A moment

Friday, I went to a training on teaching about the Holocaust and Genocide. I was, I must admit, quite excited about this because I am without a doubt a nerd! I have been studying the German Holocaust or Shoa for the last 14 years. It started in college when I took an honors level history class about Nazi Germany and has been on going ever since.


In 2003, I was blessed to be to visit Auschwitz Birkenau with a friend and that day changed a lot of how I saw history. I can’t begin to put to words what it was like to tour the death/slavery camp in Poland, to put it in some sort of perspective the feeling of standing on the ground where millions of Jew stood before they met their brutal and senseless death.


So coming into the conference, I had an idea of what the day would entail. I knew we’d hear from some survivors and some professors, but I had no idea how much I would learn in such a short time. I literally took 9 pages of notes!! Typed thankfully, since we all know my handwriting leaves much to be desired. I could write pages about all I learned, about the depth of my new understanding but that is not really what is pounding in my brain right now.


The highlight of my day, without a doubt was hearing from the survivors: both told very different stories of their experience in the most organized destruction of a people group in world history. Now, I have been blessed to meet a Holocaust survivor before- on a flight landing in Salt Lake City. It was one of the most random experiences ever, and as all good random experiences due, it changed me and my understanding of the lasting impact of the Holocaust. Today was another one of those random experiences.


Midway through the day, a man who portrayed an unmistakable honor and confidence about himself, told the story of he and his wife both survivor the hell at Auschwitz and of how they were able to find each other after the liberation of the camps. Though his thick eastern European accent made him some what difficult to follow, Klaus Stern wove a tail of pain and suffering marked by pure determination. He wanted to clarify to us that the Russian liberation of Auschwitz was not actually a liberation at at, that most of the surviving Jews had been moved to other camps by the time the Russian soldiers found human skeletons walking around Birkenau. It was an amazing story and one he told quite simply and eloquently. Once he was finished he joined us for the next presentation of the conference. It wasn’t until a couple of minutes into the next presentation that I took notice of the situation. As I was busy typing a way, I had failed to noticed that Klaus Stern had sat down right next to me.

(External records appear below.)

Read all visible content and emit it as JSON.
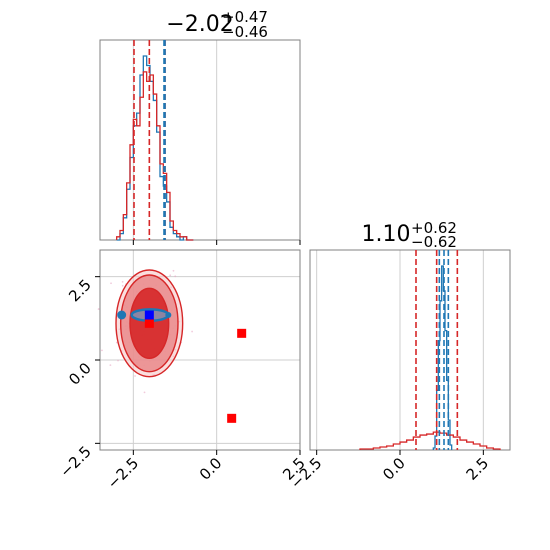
{
  "chart_data": {
    "type": "corner",
    "parameters": [
      "p0",
      "p1"
    ],
    "colors": {
      "red": "#d62728",
      "blue": "#1f77b4",
      "marker": "#0000ff",
      "grid": "#cfcfcf",
      "axis": "#808080"
    },
    "axes_limits": {
      "p0": [
        -3.5,
        2.5
      ],
      "p1": [
        -2.7,
        3.3
      ]
    },
    "marginal_p0": {
      "title": {
        "main": "−2.02",
        "plus": "+0.47",
        "minus": "−0.46"
      },
      "x_ticks": [
        -2.5,
        0.0,
        2.5
      ],
      "x_tick_labels": [
        "−2.5",
        "0.0",
        "2.5"
      ],
      "quantiles_red": [
        -2.48,
        -2.02,
        -1.55
      ],
      "quantiles_blue": [
        -1.58,
        -1.55
      ],
      "hist_red": {
        "edges": [
          -3.0,
          -2.9,
          -2.8,
          -2.7,
          -2.6,
          -2.5,
          -2.4,
          -2.3,
          -2.2,
          -2.1,
          -2.0,
          -1.9,
          -1.8,
          -1.7,
          -1.6,
          -1.5,
          -1.4,
          -1.3,
          -1.2,
          -1.1,
          -1.0,
          -0.9,
          -0.8,
          -0.7
        ],
        "counts": [
          1,
          3,
          8,
          18,
          30,
          38,
          36,
          45,
          53,
          50,
          52,
          46,
          36,
          24,
          21,
          15,
          6,
          3,
          2,
          1,
          1,
          0,
          0
        ]
      },
      "hist_blue": {
        "edges": [
          -3.0,
          -2.9,
          -2.8,
          -2.7,
          -2.6,
          -2.5,
          -2.4,
          -2.3,
          -2.2,
          -2.1,
          -2.0,
          -1.9,
          -1.8,
          -1.7,
          -1.6,
          -1.5,
          -1.4,
          -1.3,
          -1.2,
          -1.1,
          -1.0,
          -0.9,
          -0.8,
          -0.7
        ],
        "counts": [
          0,
          2,
          7,
          16,
          26,
          36,
          40,
          52,
          58,
          55,
          50,
          44,
          34,
          20,
          17,
          12,
          4,
          2,
          1,
          0,
          1,
          0,
          0
        ]
      }
    },
    "marginal_p1": {
      "title": {
        "main": "1.10",
        "plus": "+0.62",
        "minus": "−0.62"
      },
      "x_ticks": [
        -2.5,
        0.0,
        2.5
      ],
      "x_tick_labels": [
        "−2.5",
        "0.0",
        "2.5"
      ],
      "quantiles_red": [
        0.48,
        1.1,
        1.72
      ],
      "quantiles_blue": [
        1.18,
        1.32,
        1.45
      ],
      "hist_red": {
        "edges": [
          -1.2,
          -1.0,
          -0.8,
          -0.6,
          -0.4,
          -0.2,
          0.0,
          0.2,
          0.4,
          0.6,
          0.8,
          1.0,
          1.2,
          1.4,
          1.6,
          1.8,
          2.0,
          2.2,
          2.4,
          2.6,
          2.8,
          3.0
        ],
        "counts": [
          1,
          1,
          2,
          3,
          4,
          6,
          8,
          10,
          13,
          15,
          16,
          18,
          17,
          15,
          13,
          10,
          8,
          6,
          4,
          2,
          1
        ]
      },
      "hist_blue": {
        "edges": [
          1.0,
          1.05,
          1.1,
          1.15,
          1.2,
          1.25,
          1.3,
          1.35,
          1.4,
          1.45,
          1.5,
          1.55
        ],
        "counts": [
          2,
          14,
          60,
          110,
          150,
          185,
          160,
          120,
          70,
          30,
          5
        ]
      }
    },
    "joint": {
      "x_ticks": [
        -2.5,
        0.0,
        2.5
      ],
      "x_tick_labels": [
        "−2.5",
        "0.0",
        "2.5"
      ],
      "y_ticks": [
        -2.5,
        0.0,
        2.5
      ],
      "y_tick_labels": [
        "−2.5",
        "0.0",
        "2.5"
      ],
      "red_contours": [
        {
          "rx": 1.0,
          "ry": 1.6,
          "fill": "#f5c2c2",
          "opacity": 0.55
        },
        {
          "rx": 0.86,
          "ry": 1.45,
          "fill": "#e98a8b",
          "opacity": 0.85
        },
        {
          "rx": 0.58,
          "ry": 1.05,
          "fill": "#d62728",
          "opacity": 0.9
        }
      ],
      "red_center": [
        -2.02,
        1.1
      ],
      "blue_center": [
        -2.0,
        1.35
      ],
      "blue_markers": [
        [
          -2.02,
          1.35
        ]
      ],
      "red_markers": [
        [
          0.75,
          0.8
        ],
        [
          0.45,
          -1.75
        ],
        [
          -2.02,
          1.1
        ]
      ]
    }
  }
}
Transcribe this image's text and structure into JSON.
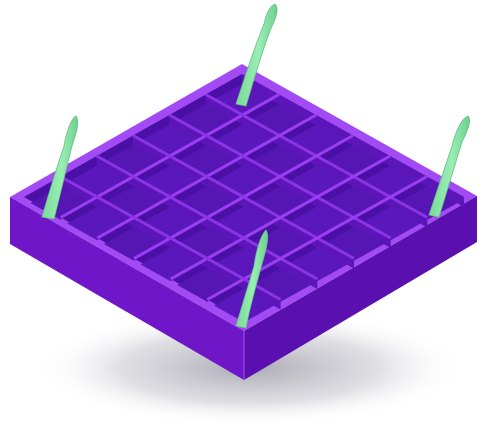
{
  "illustration": {
    "subject": "purple-grid-tray-with-green-strips",
    "grid_cells": 6,
    "strip_count": 4,
    "colors": {
      "background": "#ffffff",
      "shadow": "#9a98a3",
      "inner_floor": "#5a18bc",
      "inner_wall": "#4a10a6",
      "divider_top": "#9b3ef2",
      "rim_top": "#a24af4",
      "front_left_face": "#6e16c8",
      "front_right_face": "#5b0fb0",
      "strip_green": "#8de6a6",
      "strip_green_dark": "#65c987"
    }
  }
}
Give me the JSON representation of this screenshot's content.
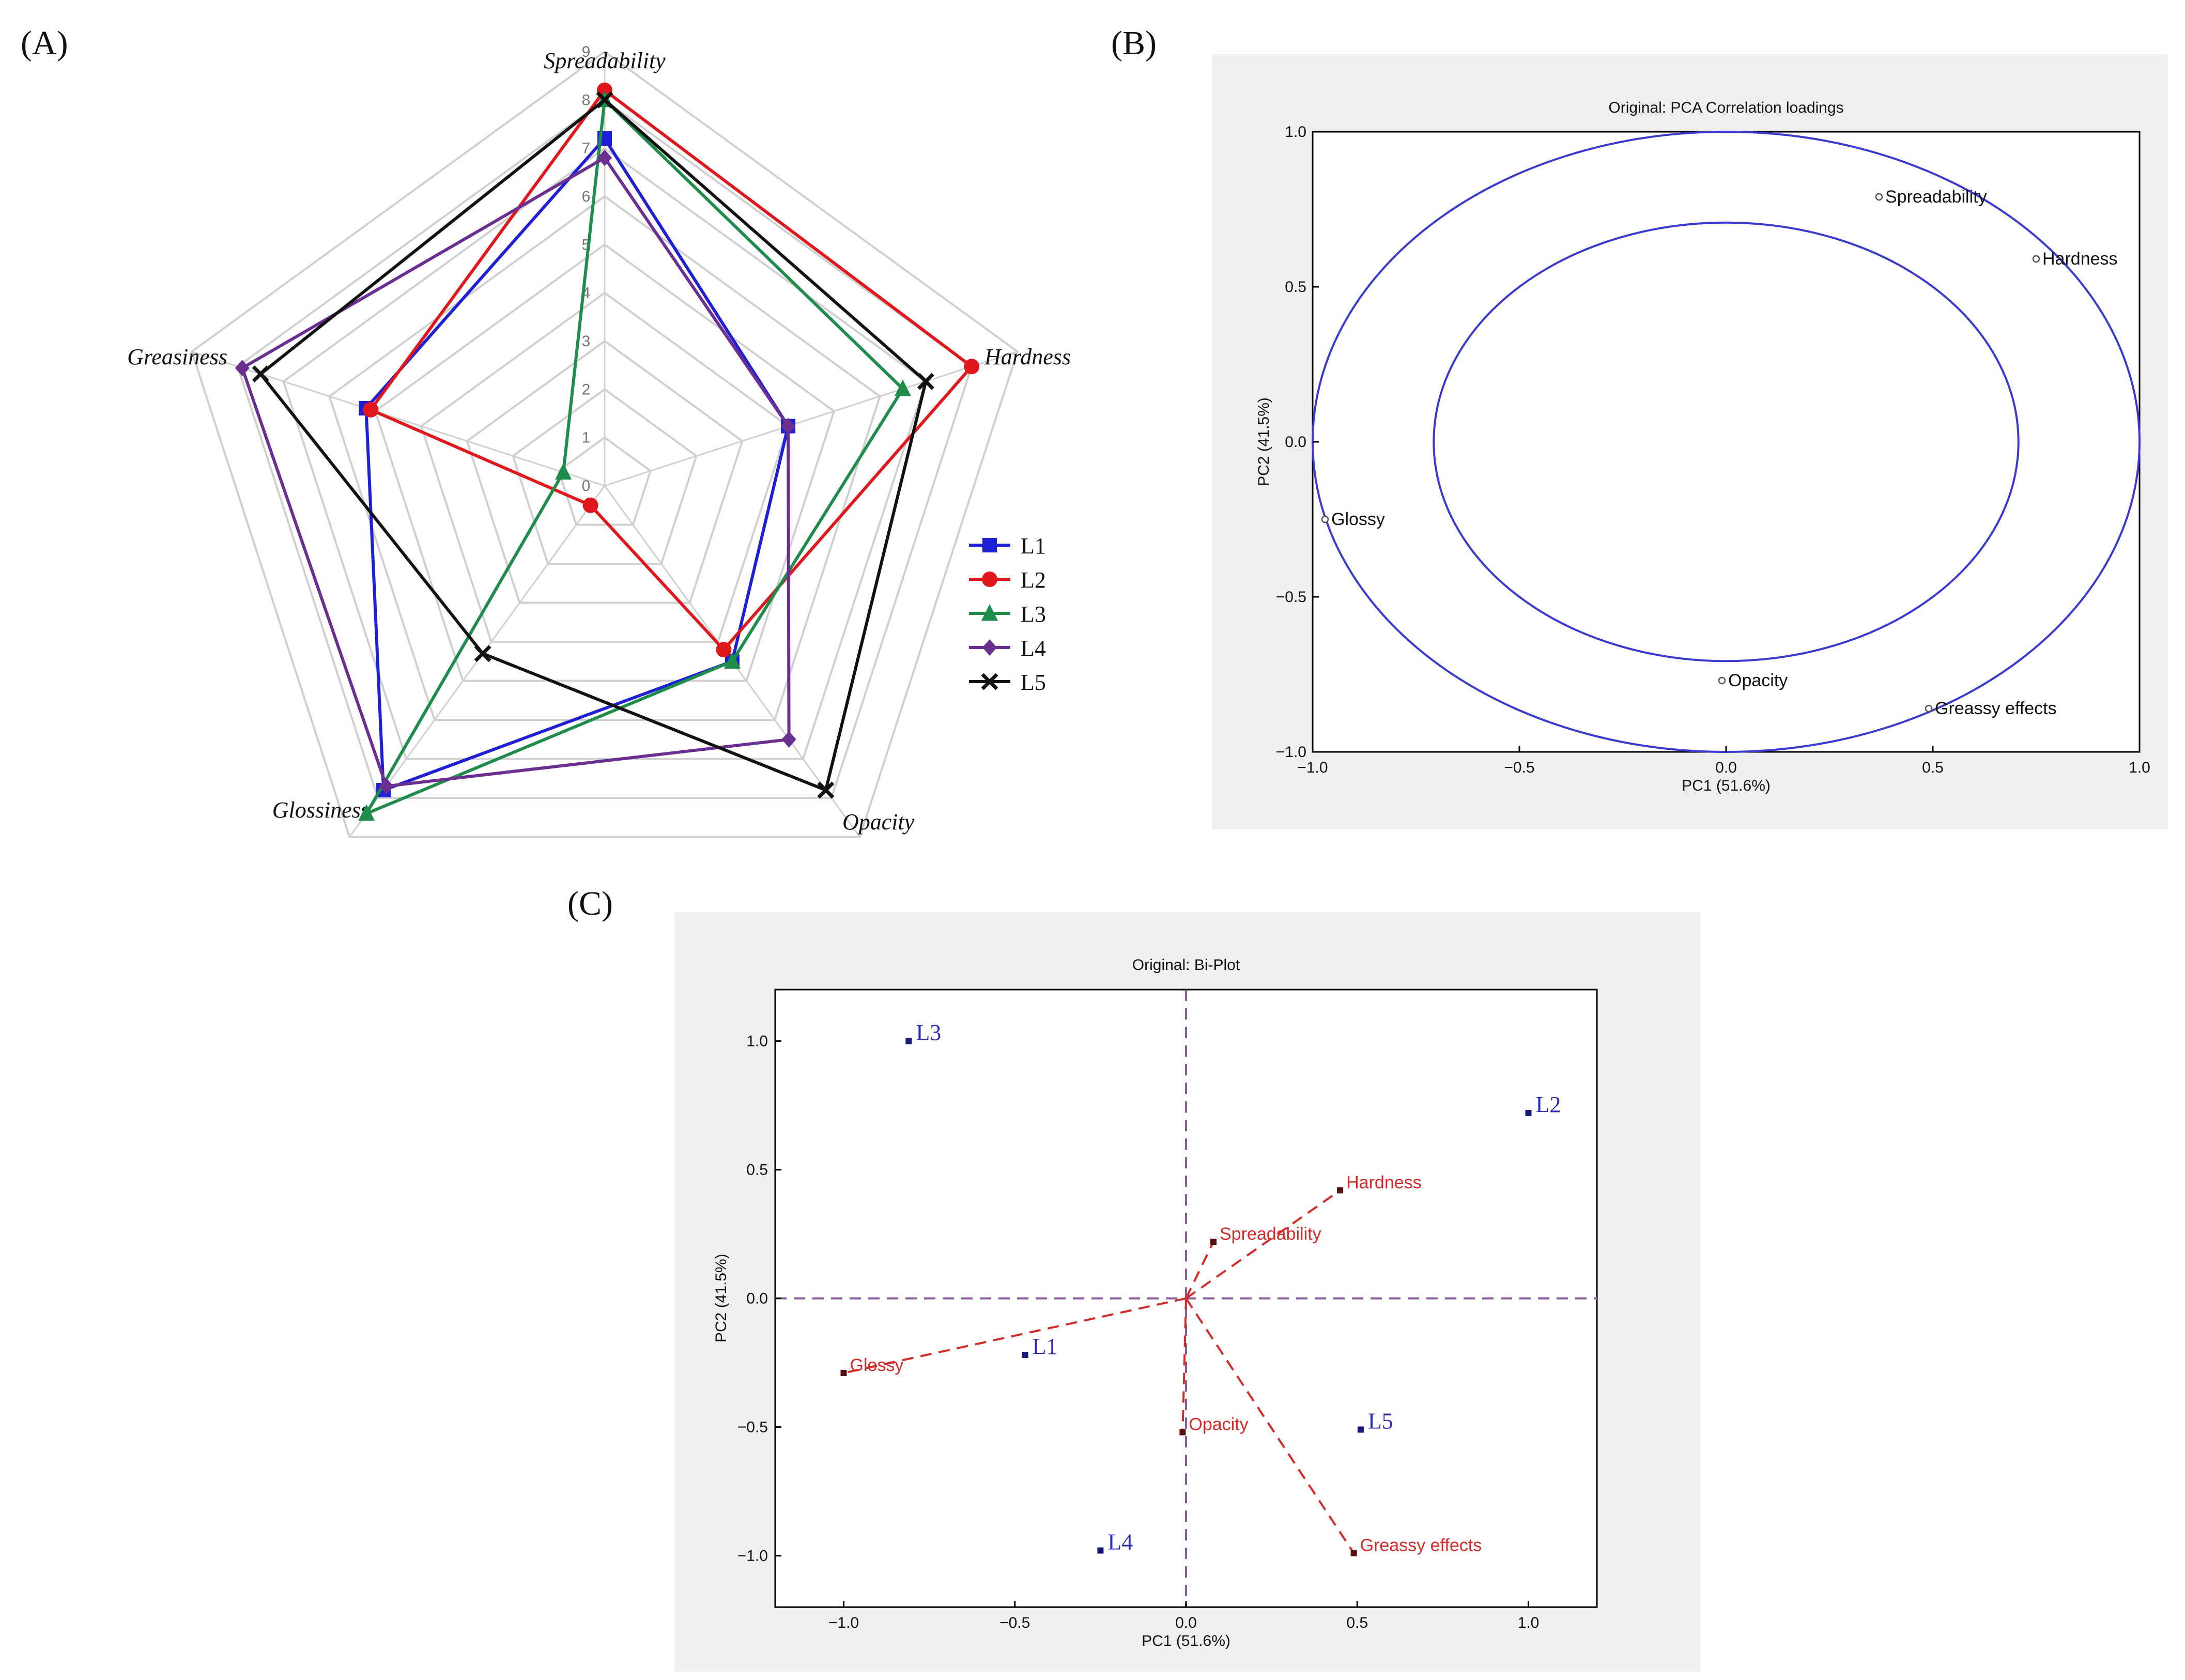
{
  "panel_labels": {
    "a": "(A)",
    "b": "(B)",
    "c": "(C)"
  },
  "colors": {
    "L1": "#1f1fd6",
    "L2": "#e0171c",
    "L3": "#1e8c4b",
    "L4": "#6b2f91",
    "L5": "#111111",
    "circle": "#3a3ad0",
    "bg_panel": "#efefef",
    "dash_axis": "#8a5a9a",
    "loading": "#d32a2a",
    "sample_label": "#2b2bb8",
    "grid": "#d0d0d0"
  },
  "chart_data": [
    {
      "type": "radar",
      "panel": "(A)",
      "axes": [
        "Spreadability",
        "Hardness",
        "Opacity",
        "Glossiness",
        "Greasiness"
      ],
      "scale_ticks": [
        "0",
        "1",
        "2",
        "3",
        "4",
        "5",
        "6",
        "7",
        "8",
        "9"
      ],
      "rmax": 9,
      "series": [
        {
          "name": "L1",
          "marker": "square",
          "values": [
            7.2,
            4.0,
            4.5,
            7.8,
            5.2
          ]
        },
        {
          "name": "L2",
          "marker": "circle",
          "values": [
            8.2,
            8.0,
            4.2,
            0.5,
            5.1
          ]
        },
        {
          "name": "L3",
          "marker": "triangle",
          "values": [
            8.0,
            6.5,
            4.5,
            8.4,
            0.9
          ]
        },
        {
          "name": "L4",
          "marker": "diamond",
          "values": [
            6.8,
            4.0,
            6.5,
            7.7,
            7.9
          ]
        },
        {
          "name": "L5",
          "marker": "x",
          "values": [
            8.0,
            7.0,
            7.8,
            4.3,
            7.5
          ]
        }
      ]
    },
    {
      "type": "scatter",
      "panel": "(B)",
      "title": "Original: PCA Correlation loadings",
      "xlabel": "PC1 (51.6%)",
      "ylabel": "PC2 (41.5%)",
      "xlim": [
        -1.0,
        1.0
      ],
      "ylim": [
        -1.0,
        1.0
      ],
      "xticks": [
        "−1.0",
        "−0.5",
        "0.0",
        "0.5",
        "1.0"
      ],
      "yticks": [
        "−1.0",
        "−0.5",
        "0.0",
        "0.5",
        "1.0"
      ],
      "circles": [
        {
          "radius": 1.0
        },
        {
          "radius": 0.7071
        }
      ],
      "points": [
        {
          "label": "Spreadability",
          "x": 0.37,
          "y": 0.79
        },
        {
          "label": "Hardness",
          "x": 0.75,
          "y": 0.59
        },
        {
          "label": "Glossy",
          "x": -0.97,
          "y": -0.25
        },
        {
          "label": "Opacity",
          "x": -0.01,
          "y": -0.77
        },
        {
          "label": "Greassy effects",
          "x": 0.49,
          "y": -0.86
        }
      ]
    },
    {
      "type": "scatter",
      "panel": "(C)",
      "title": "Original: Bi-Plot",
      "xlabel": "PC1 (51.6%)",
      "ylabel": "PC2 (41.5%)",
      "xlim": [
        -1.2,
        1.2
      ],
      "ylim": [
        -1.2,
        1.2
      ],
      "xticks": [
        "−1.0",
        "−0.5",
        "0.0",
        "0.5",
        "1.0"
      ],
      "yticks": [
        "−1.0",
        "−0.5",
        "0.0",
        "0.5",
        "1.0"
      ],
      "samples": [
        {
          "label": "L1",
          "x": -0.47,
          "y": -0.22
        },
        {
          "label": "L2",
          "x": 1.0,
          "y": 0.72
        },
        {
          "label": "L3",
          "x": -0.81,
          "y": 1.0
        },
        {
          "label": "L4",
          "x": -0.25,
          "y": -0.98
        },
        {
          "label": "L5",
          "x": 0.51,
          "y": -0.51
        }
      ],
      "loadings": [
        {
          "label": "Hardness",
          "x": 0.45,
          "y": 0.42
        },
        {
          "label": "Spreadability",
          "x": 0.08,
          "y": 0.22
        },
        {
          "label": "Glossy",
          "x": -1.0,
          "y": -0.29
        },
        {
          "label": "Opacity",
          "x": -0.01,
          "y": -0.52
        },
        {
          "label": "Greassy effects",
          "x": 0.49,
          "y": -0.99
        }
      ]
    }
  ]
}
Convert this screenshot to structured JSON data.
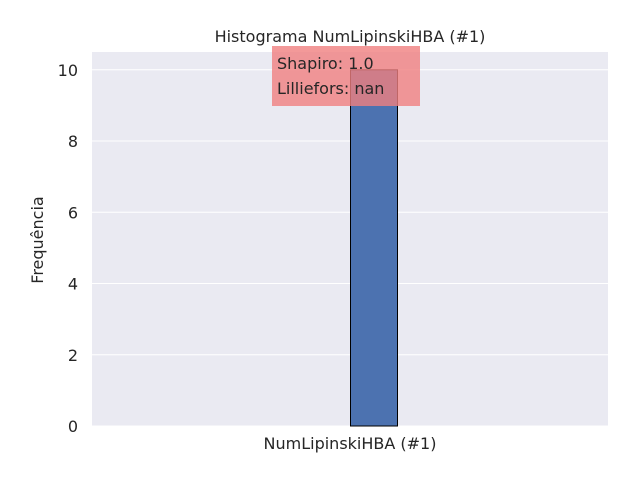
{
  "chart_data": {
    "type": "bar",
    "title": "Histograma NumLipinskiHBA (#1)",
    "xlabel": "NumLipinskiHBA (#1)",
    "ylabel": "Frequência",
    "ylim": [
      0,
      10.5
    ],
    "yticks": [
      0,
      2,
      4,
      6,
      8,
      10
    ],
    "categories": [
      ""
    ],
    "values": [
      10
    ],
    "grid": true,
    "annotation": {
      "lines": [
        "Shapiro: 1.0",
        "Lilliefors: nan"
      ]
    },
    "colors": {
      "background": "#eaeaf2",
      "bar": "#4c72b0",
      "bar_edge": "#000000",
      "annotation_box": "#f08080",
      "grid": "#ffffff"
    }
  }
}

I sat there for several minutes, completely transfixed by the moment. I was sitting next to a man who had survived the unsurvivalbe. A man who’s story I try to tell every year to my students. A man who outlived a hell that most of us can’t wrap our minds around. I struggle to grasp it, it was like I was on over load, my brain and my heart seem to just stop. I’d like to say I am being dramatic for effect but I am not. That is how it felt, to say I was humbled would be an understatement. When my brain finally re-engaged I tried to continue my note taking, while noticing that this man who had outlived his nazi tormentors, was attentively listening to the same presentation on Death Camps that I was. I was even more humbled when at the end of the presentation he asked a question of the presenter. Klaus had lived it...and yet he wanted to know and understand more. After the presentation, I couldn’t help but thank him again for what he shared. We had a brief, but perspective changing exchange. I thanked him, and he thanked me for teaching the Holocaust and I said that the day was overwhelming, that I was learning so much more than my brain could handle. And he said “A German philosopher once said “ I know everything but I like to learn a little bit more’” He gave me a shy knowing smile as he said it and patted me on the shoulder as he turned to leave.


There are moments in our lives that can not be replaced, moments that change us, humbles us, frighten us and bring us to a new understanding of not only ourselves but the world we live in. That is what this was for me. What struck me was not only the resiliency of the human spirit to survive Auschwitz, but to have such a humble and teachable heart through out your life. This is the very least I can hope for myself. Thank you Klaus- for telling your story and for speaking truth to me in a simple random moment.